Thomas Adam : Pour la première fois, nous présenterons notre album Rockets & Swords en live à nos fans français. On sera accompagnés de notre batteur Markus, qui va vraiment apporter une atmosphère live au son électronique de De/Vision.

Rockets & Swords est très différent de Popgefähr. Comment êtes-vous parvenus à écrire ce disque à la fois complexe et sensible ? Comment a évolué votre approche du son, autant en terme d’écriture que de technique ?
Le style a changé, mais notre manière de travailler reste sensiblement la même… nous n’écrivons pas ensemble, en répétition. Chacun écrit de son côté, et une fois que nous avons assez de matière, on se voit pour décider quels titres doivent être sur l’album ; alors, la vraie production commence.

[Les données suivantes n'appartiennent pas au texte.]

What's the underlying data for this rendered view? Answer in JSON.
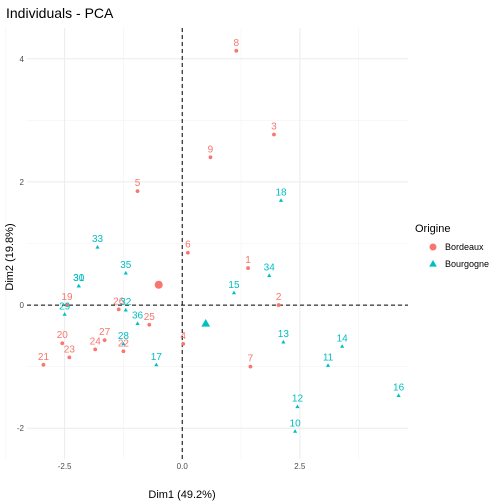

Rockets & Swords est encore une fois le résultat d’une collaboration avec nos producteurs Schumann & Bach, qui étaient impliqués dans le processus d’écriture. Depuis le tout début, c’est très important pour nous de saisir cet esprit eighties… une conception traditionnelle du son, des arrangements ludiques, des mélodies accrocheuses… les chansons ne sont pas surchargées de sons et de mélodies. L’idée de base, c’était : moins, c’est plus.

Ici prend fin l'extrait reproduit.